The newly-elected editors reflect a more diverse set of beliefs than their predecessors, according to Maximilian A. Pakaluk ’05, who was elected editor Saturday.
“On social issues, there is not necessarily the same consensus,” he said.
“The higher-up staff last time consisted of people who would consider themselves to be social conservatives,” said Kavulla, who described himself as a libertarian who supports gay rights.
The new guard was elected after a tumultuous and controversy-filled year for the previous Salient staff.

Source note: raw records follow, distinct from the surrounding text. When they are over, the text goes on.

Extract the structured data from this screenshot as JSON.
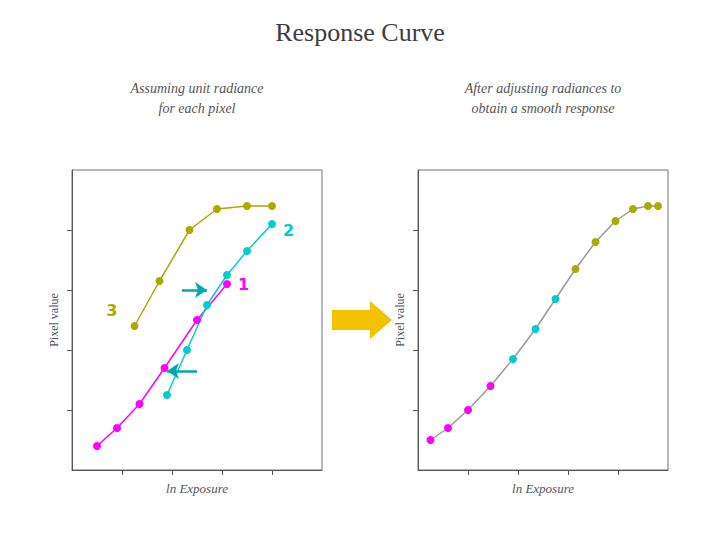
{
  "chart_data": [
    {
      "type": "line",
      "title": "Response Curve",
      "subtitle": "Assuming unit radiance\nfor each pixel",
      "x_label": "ln Exposure",
      "y_label": "Pixel value",
      "xlim": [
        0,
        1
      ],
      "ylim": [
        0,
        1
      ],
      "xticks": [
        0.2,
        0.4,
        0.6,
        0.8
      ],
      "yticks": [
        0.2,
        0.4,
        0.6,
        0.8
      ],
      "tick_labels": false,
      "grid": false,
      "series": [
        {
          "name": "1",
          "color": "#ff00ff",
          "x": [
            0.1,
            0.18,
            0.27,
            0.37,
            0.5,
            0.62
          ],
          "values": [
            0.08,
            0.14,
            0.22,
            0.34,
            0.5,
            0.62
          ]
        },
        {
          "name": "2",
          "color": "#00cccc",
          "x": [
            0.38,
            0.46,
            0.54,
            0.62,
            0.7,
            0.8
          ],
          "values": [
            0.25,
            0.4,
            0.55,
            0.65,
            0.73,
            0.82
          ]
        },
        {
          "name": "3",
          "color": "#aaaa00",
          "x": [
            0.25,
            0.35,
            0.47,
            0.58,
            0.7,
            0.8
          ],
          "values": [
            0.48,
            0.63,
            0.8,
            0.87,
            0.88,
            0.88
          ]
        }
      ],
      "arrows": [
        {
          "from": [
            0.44,
            0.6
          ],
          "to": [
            0.54,
            0.6
          ],
          "color": "#00aaaa"
        },
        {
          "from": [
            0.5,
            0.33
          ],
          "to": [
            0.38,
            0.33
          ],
          "color": "#00aaaa"
        }
      ]
    },
    {
      "type": "line",
      "subtitle": "After adjusting radiances to\nobtain a smooth response",
      "x_label": "ln Exposure",
      "y_label": "Pixel value",
      "xlim": [
        0,
        1
      ],
      "ylim": [
        0,
        1
      ],
      "xticks": [
        0.2,
        0.4,
        0.6,
        0.8
      ],
      "yticks": [
        0.2,
        0.4,
        0.6,
        0.8
      ],
      "tick_labels": false,
      "grid": false,
      "series": [
        {
          "x": [
            0.05,
            0.12,
            0.2,
            0.29,
            0.38,
            0.47,
            0.55,
            0.63,
            0.71,
            0.79,
            0.86,
            0.92,
            0.96
          ],
          "values": [
            0.1,
            0.14,
            0.2,
            0.28,
            0.37,
            0.47,
            0.57,
            0.67,
            0.76,
            0.83,
            0.87,
            0.88,
            0.88
          ],
          "colors": [
            "#ff00ff",
            "#ff00ff",
            "#ff00ff",
            "#ff00ff",
            "#00cccc",
            "#00cccc",
            "#00cccc",
            "#aaaa00",
            "#aaaa00",
            "#aaaa00",
            "#aaaa00",
            "#aaaa00",
            "#aaaa00"
          ]
        }
      ]
    }
  ]
}
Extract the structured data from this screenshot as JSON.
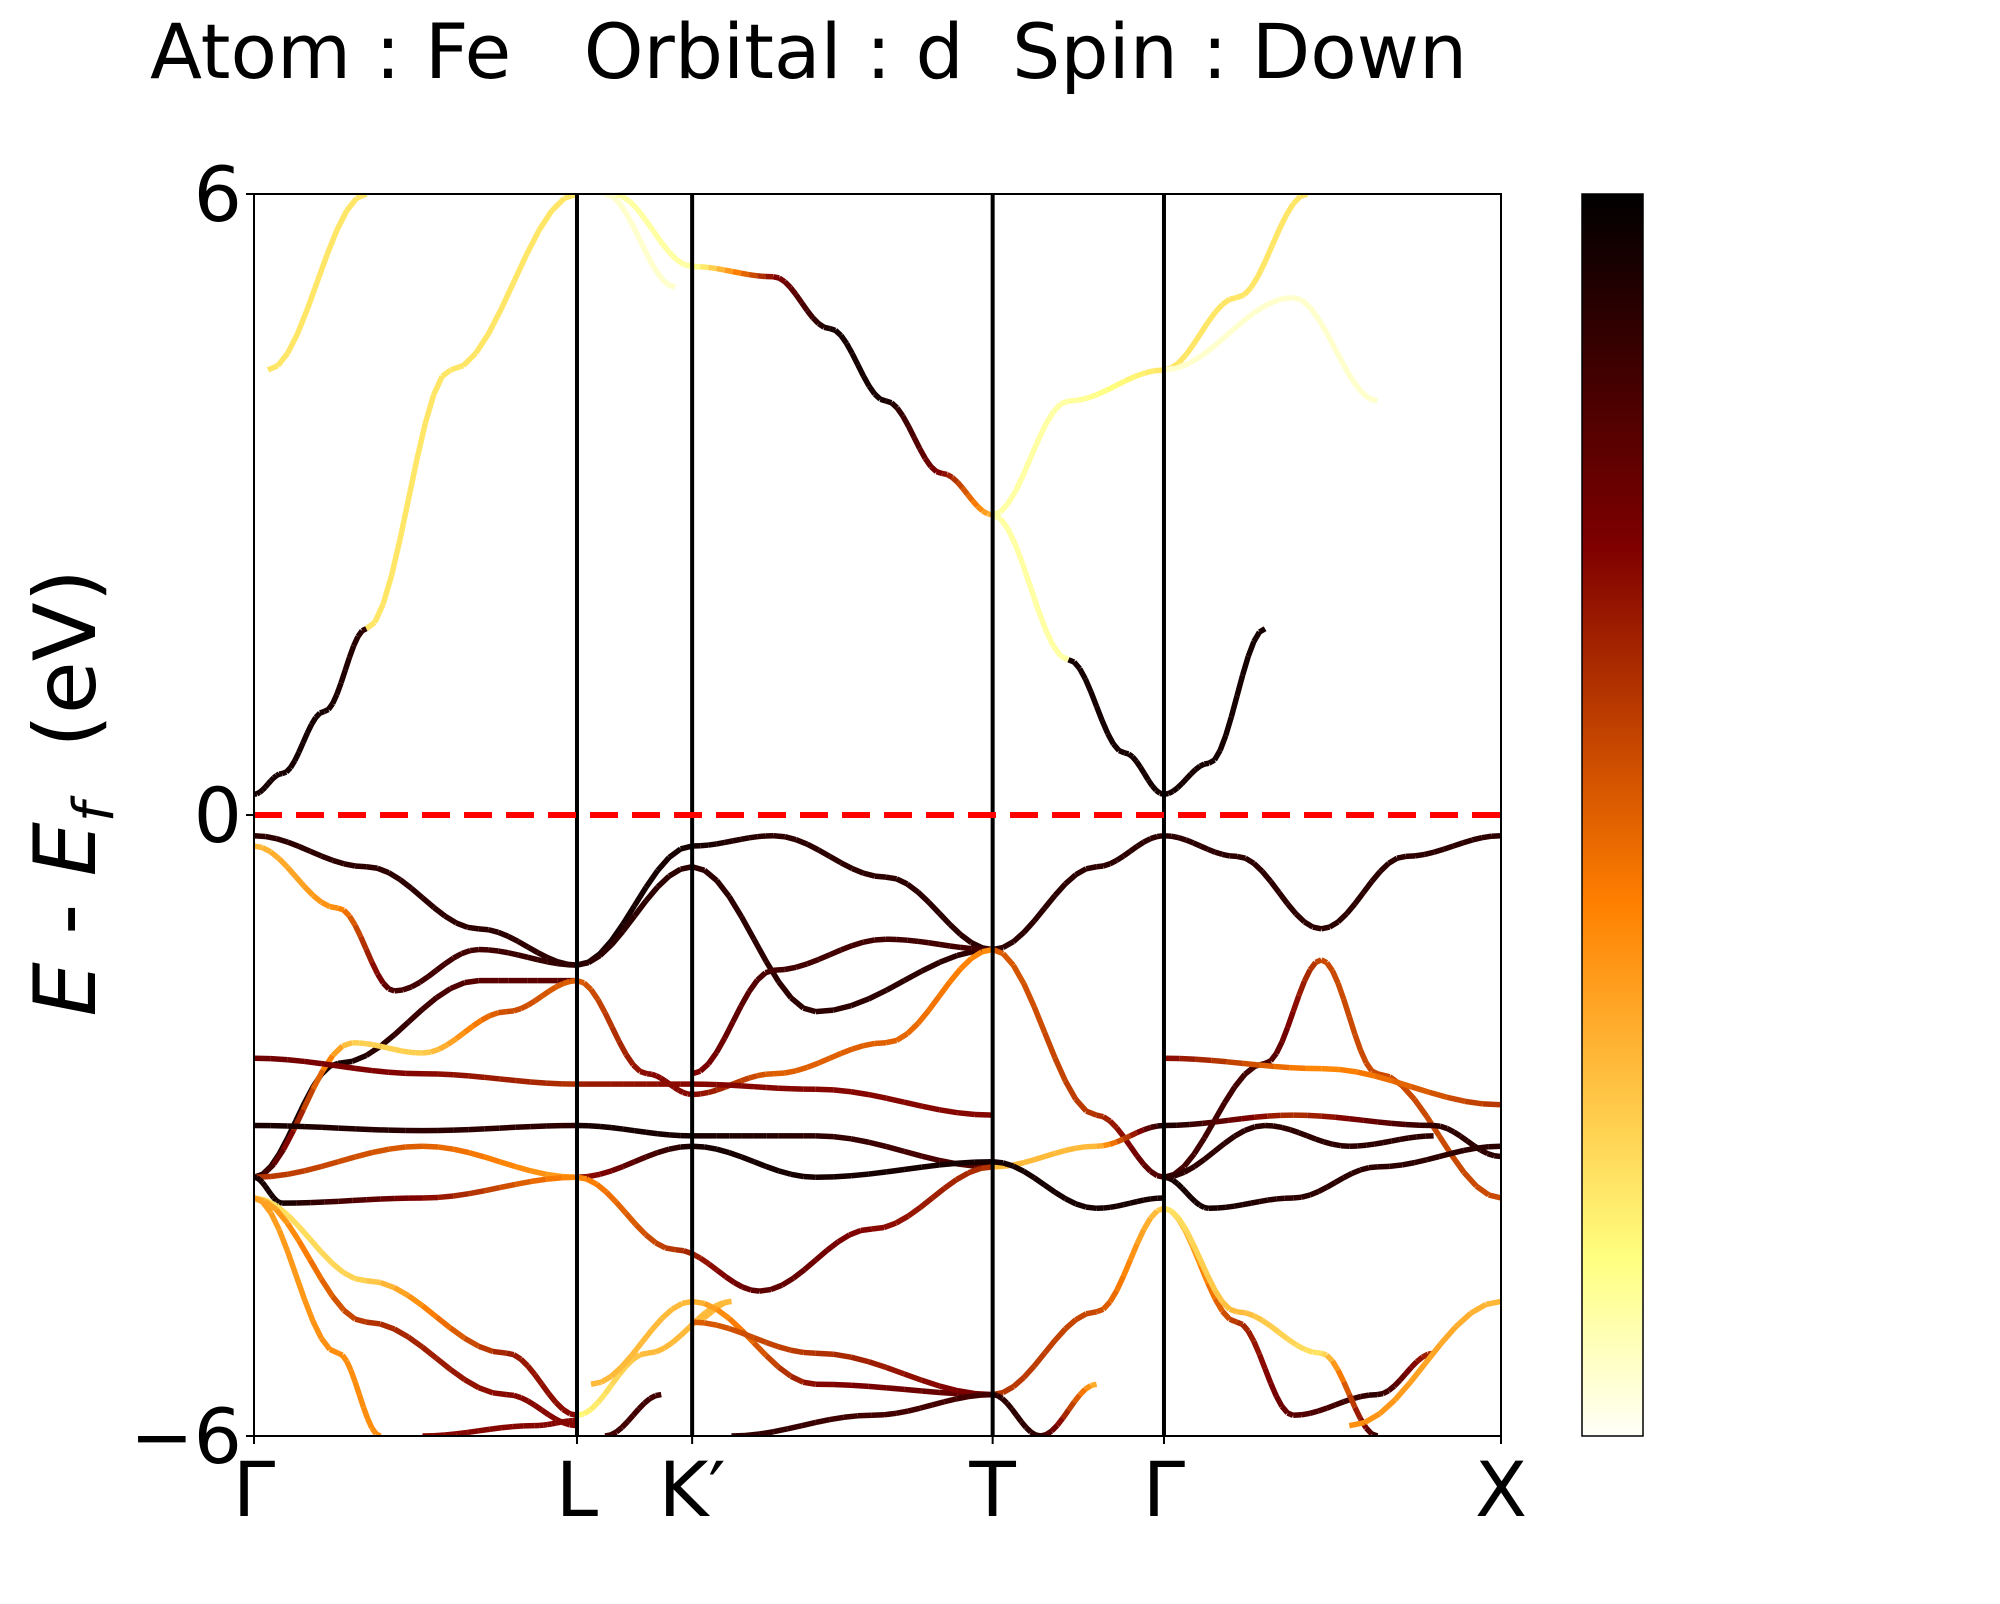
{
  "chart_data": {
    "type": "line",
    "title": "Atom : Fe   Orbital : d  Spin : Down",
    "ylabel_parts": {
      "italic1": "E",
      "mid": " - ",
      "italic2": "E",
      "sub": "f",
      "unit": "  (eV)"
    },
    "xlabel": "",
    "ylim": [
      -6,
      6
    ],
    "yticks": [
      {
        "value": 6,
        "label": "6"
      },
      {
        "value": 0,
        "label": "0"
      },
      {
        "value": -6,
        "label": "−6"
      }
    ],
    "xlim": [
      0,
      4.44
    ],
    "kpoints": [
      {
        "label": "Γ",
        "x": 0
      },
      {
        "label": "L",
        "x": 1.15
      },
      {
        "label": "K′",
        "x": 1.56
      },
      {
        "label": "T",
        "x": 2.63
      },
      {
        "label": "Γ",
        "x": 3.24
      },
      {
        "label": "X",
        "x": 4.44
      }
    ],
    "fermi_level": 0,
    "fermi_color": "#ff0000",
    "colormap": "afmhot_r",
    "colormap_stops": [
      "#fffff8",
      "#ffff80",
      "#ffc040",
      "#ff8000",
      "#c04000",
      "#800000",
      "#400000",
      "#000000"
    ],
    "colorbar": {
      "min": 0,
      "max": 1
    },
    "series": [
      {
        "x": [
          0.05,
          0.4
        ],
        "y": [
          4.3,
          6.0
        ],
        "w": [
          0.2,
          0.2
        ]
      },
      {
        "x": [
          0.4,
          0.7,
          1.15
        ],
        "y": [
          1.8,
          4.3,
          6.0
        ],
        "w": [
          0.2,
          0.2,
          0.2
        ]
      },
      {
        "x": [
          1.28,
          1.56,
          1.85,
          2.05,
          2.25,
          2.45,
          2.63
        ],
        "y": [
          6.0,
          5.3,
          5.2,
          4.7,
          4.0,
          3.3,
          2.9
        ],
        "w": [
          0.1,
          0.1,
          0.7,
          0.95,
          0.95,
          0.7,
          0.3
        ]
      },
      {
        "x": [
          2.63,
          2.9,
          3.24,
          3.5,
          3.75
        ],
        "y": [
          2.9,
          4.0,
          4.3,
          5.0,
          6.0
        ],
        "w": [
          0.1,
          0.1,
          0.2,
          0.2,
          0.2
        ]
      },
      {
        "x": [
          3.24,
          3.7,
          4.0
        ],
        "y": [
          4.3,
          5.0,
          4.0
        ],
        "w": [
          0.05,
          0.05,
          0.05
        ]
      },
      {
        "x": [
          1.25,
          1.5
        ],
        "y": [
          6.0,
          5.1
        ],
        "w": [
          0.05,
          0.05
        ]
      },
      {
        "x": [
          2.63,
          2.9
        ],
        "y": [
          2.9,
          1.5
        ],
        "w": [
          0.1,
          0.1
        ]
      },
      {
        "x": [
          0.0,
          0.1,
          0.25,
          0.4
        ],
        "y": [
          0.2,
          0.4,
          1.0,
          1.8
        ],
        "w": [
          0.95,
          0.95,
          0.95,
          0.9
        ]
      },
      {
        "x": [
          2.9,
          3.1,
          3.24,
          3.4,
          3.6
        ],
        "y": [
          1.5,
          0.6,
          0.2,
          0.5,
          1.8
        ],
        "w": [
          0.95,
          0.95,
          0.95,
          0.95,
          0.95
        ]
      },
      {
        "x": [
          0.0,
          0.4,
          0.8,
          1.15
        ],
        "y": [
          -0.2,
          -0.5,
          -1.1,
          -1.45
        ],
        "w": [
          0.9,
          0.9,
          0.9,
          0.9
        ]
      },
      {
        "x": [
          1.15,
          1.56,
          1.85,
          2.25,
          2.63
        ],
        "y": [
          -1.45,
          -0.3,
          -0.2,
          -0.6,
          -1.3
        ],
        "w": [
          0.95,
          0.95,
          0.9,
          0.9,
          0.9
        ]
      },
      {
        "x": [
          2.63,
          3.0,
          3.24,
          3.5,
          3.8
        ],
        "y": [
          -1.3,
          -0.5,
          -0.2,
          -0.4,
          -1.1
        ],
        "w": [
          0.9,
          0.9,
          0.9,
          0.9,
          0.9
        ]
      },
      {
        "x": [
          3.8,
          4.1,
          4.44
        ],
        "y": [
          -1.1,
          -0.4,
          -0.2
        ],
        "w": [
          0.9,
          0.9,
          0.9
        ]
      },
      {
        "x": [
          0.0,
          0.3,
          0.5,
          0.8,
          1.15
        ],
        "y": [
          -0.3,
          -0.9,
          -1.7,
          -1.3,
          -1.45
        ],
        "w": [
          0.3,
          0.4,
          0.85,
          0.85,
          0.9
        ]
      },
      {
        "x": [
          1.15,
          1.56,
          2.0,
          2.63
        ],
        "y": [
          -1.45,
          -0.5,
          -1.9,
          -1.3
        ],
        "w": [
          0.9,
          0.9,
          0.9,
          0.9
        ]
      },
      {
        "x": [
          2.63,
          2.25,
          1.85,
          1.56
        ],
        "y": [
          -1.3,
          -1.2,
          -1.5,
          -2.5
        ],
        "w": [
          0.85,
          0.85,
          0.85,
          0.7
        ]
      },
      {
        "x": [
          0.0,
          0.3,
          0.8,
          1.15
        ],
        "y": [
          -3.5,
          -2.4,
          -1.6,
          -1.6
        ],
        "w": [
          0.95,
          0.95,
          0.8,
          0.8
        ]
      },
      {
        "x": [
          0.0,
          0.35,
          0.6,
          0.9,
          1.15
        ],
        "y": [
          -3.5,
          -2.2,
          -2.3,
          -1.9,
          -1.6
        ],
        "w": [
          0.95,
          0.25,
          0.25,
          0.55,
          0.5
        ]
      },
      {
        "x": [
          1.15,
          1.4,
          1.56,
          1.85,
          2.25,
          2.63
        ],
        "y": [
          -1.6,
          -2.5,
          -2.7,
          -2.5,
          -2.2,
          -1.3
        ],
        "w": [
          0.5,
          0.7,
          0.7,
          0.5,
          0.5,
          0.4
        ]
      },
      {
        "x": [
          2.63,
          3.0,
          3.24
        ],
        "y": [
          -1.3,
          -2.9,
          -3.5
        ],
        "w": [
          0.5,
          0.6,
          0.85
        ]
      },
      {
        "x": [
          3.24,
          3.6,
          3.8,
          4.0,
          4.44
        ],
        "y": [
          -3.5,
          -2.4,
          -1.4,
          -2.5,
          -3.7
        ],
        "w": [
          0.85,
          0.85,
          0.55,
          0.55,
          0.55
        ]
      },
      {
        "x": [
          0.0,
          0.6,
          1.15
        ],
        "y": [
          -2.35,
          -2.5,
          -2.6
        ],
        "w": [
          0.75,
          0.7,
          0.6
        ]
      },
      {
        "x": [
          1.15,
          1.56,
          2.0,
          2.63
        ],
        "y": [
          -2.6,
          -2.6,
          -2.65,
          -2.9
        ],
        "w": [
          0.65,
          0.7,
          0.7,
          0.7
        ]
      },
      {
        "x": [
          3.24,
          3.8,
          4.44
        ],
        "y": [
          -2.35,
          -2.45,
          -2.8
        ],
        "w": [
          0.7,
          0.4,
          0.6
        ]
      },
      {
        "x": [
          0.0,
          0.6,
          1.15
        ],
        "y": [
          -3.0,
          -3.05,
          -3.0
        ],
        "w": [
          0.95,
          0.9,
          0.9
        ]
      },
      {
        "x": [
          1.15,
          1.56,
          2.0,
          2.63
        ],
        "y": [
          -3.0,
          -3.1,
          -3.1,
          -3.4
        ],
        "w": [
          0.95,
          0.95,
          0.9,
          0.8
        ]
      },
      {
        "x": [
          2.63,
          3.0,
          3.24
        ],
        "y": [
          -3.4,
          -3.2,
          -3.0
        ],
        "w": [
          0.3,
          0.3,
          0.95
        ]
      },
      {
        "x": [
          3.24,
          3.7,
          4.2,
          4.44
        ],
        "y": [
          -3.0,
          -2.9,
          -3.0,
          -3.3
        ],
        "w": [
          0.95,
          0.6,
          0.9,
          0.9
        ]
      },
      {
        "x": [
          0.0,
          0.6,
          1.15
        ],
        "y": [
          -3.5,
          -3.2,
          -3.5
        ],
        "w": [
          0.6,
          0.5,
          0.35
        ]
      },
      {
        "x": [
          1.15,
          1.56,
          2.0,
          2.63
        ],
        "y": [
          -3.5,
          -3.2,
          -3.5,
          -3.35
        ],
        "w": [
          0.65,
          0.95,
          0.95,
          0.95
        ]
      },
      {
        "x": [
          2.63,
          3.0,
          3.24
        ],
        "y": [
          -3.35,
          -3.8,
          -3.7
        ],
        "w": [
          0.95,
          0.95,
          0.95
        ]
      },
      {
        "x": [
          0.0,
          0.1,
          0.6,
          1.15
        ],
        "y": [
          -3.5,
          -3.75,
          -3.7,
          -3.5
        ],
        "w": [
          0.95,
          0.95,
          0.7,
          0.4
        ]
      },
      {
        "x": [
          1.15,
          1.5,
          1.8,
          2.2,
          2.63
        ],
        "y": [
          -3.5,
          -4.2,
          -4.6,
          -4.0,
          -3.4
        ],
        "w": [
          0.4,
          0.6,
          0.8,
          0.7,
          0.6
        ]
      },
      {
        "x": [
          3.24,
          3.4,
          3.7,
          4.0,
          4.44
        ],
        "y": [
          -3.5,
          -3.8,
          -3.7,
          -3.4,
          -3.2
        ],
        "w": [
          0.95,
          0.95,
          0.9,
          0.9,
          0.9
        ]
      },
      {
        "x": [
          3.24,
          3.6,
          3.9,
          4.2
        ],
        "y": [
          -3.5,
          -3.0,
          -3.2,
          -3.1
        ],
        "w": [
          0.9,
          0.9,
          0.9,
          0.9
        ]
      },
      {
        "x": [
          0.0,
          0.4,
          0.9,
          1.15
        ],
        "y": [
          -3.7,
          -4.5,
          -5.2,
          -5.8
        ],
        "w": [
          0.2,
          0.25,
          0.65,
          0.7
        ]
      },
      {
        "x": [
          0.0,
          0.4,
          0.9,
          1.15
        ],
        "y": [
          -3.7,
          -4.9,
          -5.6,
          -5.9
        ],
        "w": [
          0.3,
          0.6,
          0.7,
          0.7
        ]
      },
      {
        "x": [
          0.0,
          0.3,
          0.45
        ],
        "y": [
          -3.7,
          -5.2,
          -6.0
        ],
        "w": [
          0.35,
          0.4,
          0.4
        ]
      },
      {
        "x": [
          1.15,
          1.4,
          1.7,
          1.56
        ],
        "y": [
          -5.8,
          -5.2,
          -4.7,
          -4.9
        ],
        "w": [
          0.15,
          0.3,
          0.3,
          0.3
        ]
      },
      {
        "x": [
          1.2,
          1.56,
          2.0,
          2.63
        ],
        "y": [
          -5.5,
          -4.7,
          -5.5,
          -5.6
        ],
        "w": [
          0.3,
          0.3,
          0.7,
          0.8
        ]
      },
      {
        "x": [
          1.56,
          2.0,
          2.63
        ],
        "y": [
          -4.9,
          -5.2,
          -5.6
        ],
        "w": [
          0.5,
          0.6,
          0.75
        ]
      },
      {
        "x": [
          2.63,
          3.0,
          3.24
        ],
        "y": [
          -5.6,
          -4.8,
          -3.8
        ],
        "w": [
          0.6,
          0.55,
          0.25
        ]
      },
      {
        "x": [
          2.63,
          2.8,
          3.0
        ],
        "y": [
          -5.6,
          -6.0,
          -5.5
        ],
        "w": [
          0.9,
          0.9,
          0.3
        ]
      },
      {
        "x": [
          3.24,
          3.5,
          3.7,
          4.0,
          4.2
        ],
        "y": [
          -3.8,
          -4.9,
          -5.8,
          -5.6,
          -5.2
        ],
        "w": [
          0.2,
          0.6,
          0.8,
          0.9,
          0.6
        ]
      },
      {
        "x": [
          3.24,
          3.5,
          3.8,
          4.0
        ],
        "y": [
          -3.8,
          -4.8,
          -5.2,
          -6.0
        ],
        "w": [
          0.2,
          0.3,
          0.2,
          0.9
        ]
      },
      {
        "x": [
          3.9,
          4.44
        ],
        "y": [
          -5.9,
          -4.7
        ],
        "w": [
          0.4,
          0.3
        ]
      },
      {
        "x": [
          1.7,
          2.2,
          2.63
        ],
        "y": [
          -6.0,
          -5.8,
          -5.6
        ],
        "w": [
          0.9,
          0.85,
          0.85
        ]
      },
      {
        "x": [
          1.25,
          1.45
        ],
        "y": [
          -6.0,
          -5.6
        ],
        "w": [
          0.85,
          0.85
        ]
      },
      {
        "x": [
          0.6,
          1.0,
          1.15
        ],
        "y": [
          -6.0,
          -5.9,
          -5.85
        ],
        "w": [
          0.7,
          0.7,
          0.7
        ]
      }
    ]
  }
}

The Salient faced accusations of homophobia last May after former editor Gladden J. Pappin ’04 wrote in The Crimson that the College should do more to promote morality on campus and should consider disciplining homosexuals, “whose activities are not merely immoral but perverted and unnatural.”
Two of Pappin’s suitmates resigned from the Salient in protest.
Pakaluk said yesterday that he agreed with elements of Pappin’s beliefs, but added that his more traditional Salient stance was not inconsistent with the publication’s new face.
“When I speak of a ‘kinder and gentler conservatism,’ that has nothing to do with going back on my views and beliefs or watering them down, but simply presenting those beliefs in a positive and attractive light,” said Pakaluk.
According to Kavulla, The Salient’s leadership—which also includes Kathryn A. Tiskus ’06 as managing editor and Paul C. Schultz ’04 as business manager—is seeking to collaborate with like-minded groups in hosting “broad conservative events.”
Kavulla cited as an example the Conservative “Coming Out” Dinner of years past—a meeting for conservative students to discuss their beliefs—hosted by The Salient, the Harvard Republican Club, and Jews for Conservative Politics.
Pakaluk stressed that The Salient is more concerned with moral issues than with politics and “is not the newspaper of the Republican Club or of Republicans in general.”
The Salient will publish its first issue of the year, examining “the far left wing and its recent campus activity,” next month, Kavulla said.
Salient reporters are “going undercover” to gather information on left-wing campus groups, said Kavulla, who today will don hippie garb to do field research at a Copley Square political rally for Democratic presidential candidate Howard Dean.
Kavulla, Tiskus and Schultz are also Crimson editors.